Saturday, September 22, 2007

i wanna be a real boy

So, in my household, holidays are planned, long before the actual. . . . you know, holiday. I can easily tell you, at this very instant, what will be gracing my table on Thanksgiving, Christmas Eve, and yes, even Christmas. It's been planned out for months already. There is very little wiggle room with adjustments, and very little that I haven't thought about. In fact, the only "wiggle room" I've allowed for myself is a few dishes I can add if I happen upon something that just sounds too good to pass up as the events draw closer.

And while I may not have purchased a single gift, yet, I can tell you with pristene certainty what exactly I am getting everyone on my list for the upcoming season, how much it will cost, and just about what I want the packaging that contains my hidden treasures to look like.

This little. . . . quirk. . . of mine can get me into a lot of trouble at times. Like take for instance this upcoming Halloween. I've been paroozing the sites, looking at all there is to see in the way of costumes for the boys for months now. In fact, I started looking so long ago that I actually had to WAIT for sites to catch up with me. Finding a cute costume that was in stock was nearly impossible, they were still sold out from LAST YEAR. But anyway, back to the point. . . . So, I've been searching for those perfect costumes for a long time now, and I finally found some awesome things for both the boys.

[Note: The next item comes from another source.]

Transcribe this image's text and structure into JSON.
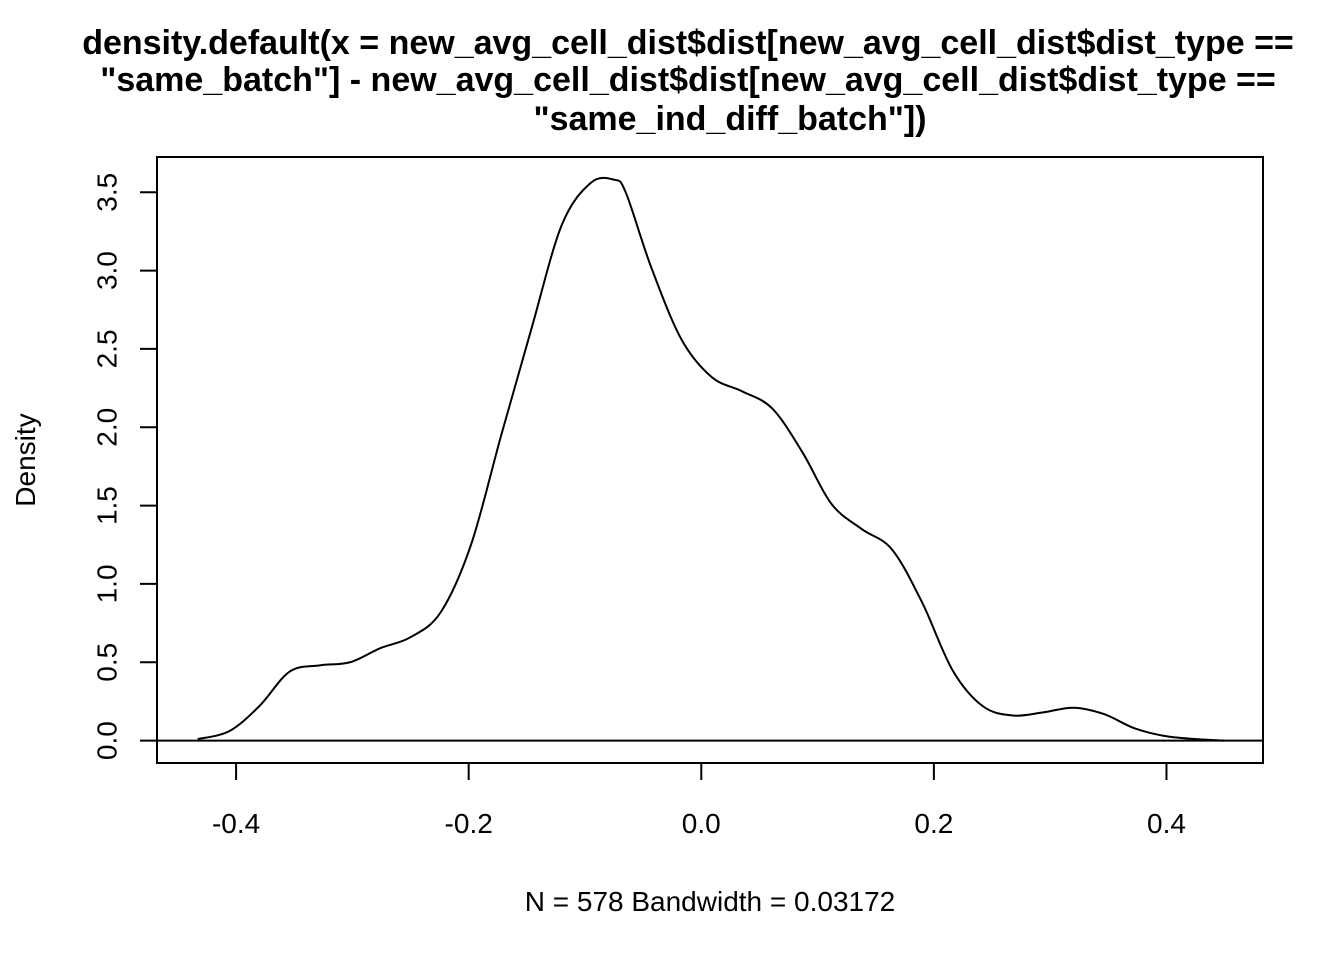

Now, I'm sure you're thinking, "Okay, what's so wrong with that?" or "How in the world could that get you in to a lot of trouble?" But it has. . . Oh has it. Have you ever tried to convince your soon-to-be-nine-year-old son that he just has to be a wizard because he'd just be the "cutest darn wizard there ever was." Or try to convince your newly independent, free thinking kindergartner that he has to be Pinnochio because I found the cutest darn costume, complete with the strings! The strings I tell you! You know, Pinnochio - puppet - puppets have strings. Yeah, it doesn't go over so well. Because. . . . well . . . . these little humans that I've created, that I've brought into this world, went and developed their own minds, and their own ideas, WITHOUT TELLING ME!!!So here I am, trying to convince my children to wear these stupid costumes just because of some preconceived picture I have in my head. Something about them being the hit of the Costume Parade at school, or winning the annual costume contest held downtown every year. Yeah, I actually found myself trying to reason with my children, bribe them even, into wearing these damn costumes. Now tell me that isn't a little sad, and a LOT pathetic. And you know the worst part, they have agreed to do it! And while I'd like to tell you that I am completely mortified with the thought, in and of itself, that's only a small part of how I am feeling. A part of me (granted, it's a teeny tiny part) is so happy that my plan for the event will go exactly the way I want it to go. But the guilt, oh the guilt. . . it's overwhelming. I never wanted to be 'that' mom. The mom that tries to control all aspects of my children's lives. That doesn't let them be who they want to be, do what they want to do, or at the very least, pick out their own darn Halloween costumes!



Now, I know in the grand scheme of things, one halloween with me controlling everything, really isn't a big deal. Especially since the kids are now both thrilled beyond words with their pre-arranged attire. But could someone please tell that the the Guilt? It just won't stop.

Is it too late to re-convince my children that being whatever they want is just fine with me? Or will that just reiterate in their tiny little heads the fact that their mother is insane?

This hyper-organized, super child like excitement I have have for all things holiday/festive activity related is a curse I tell you, a curse!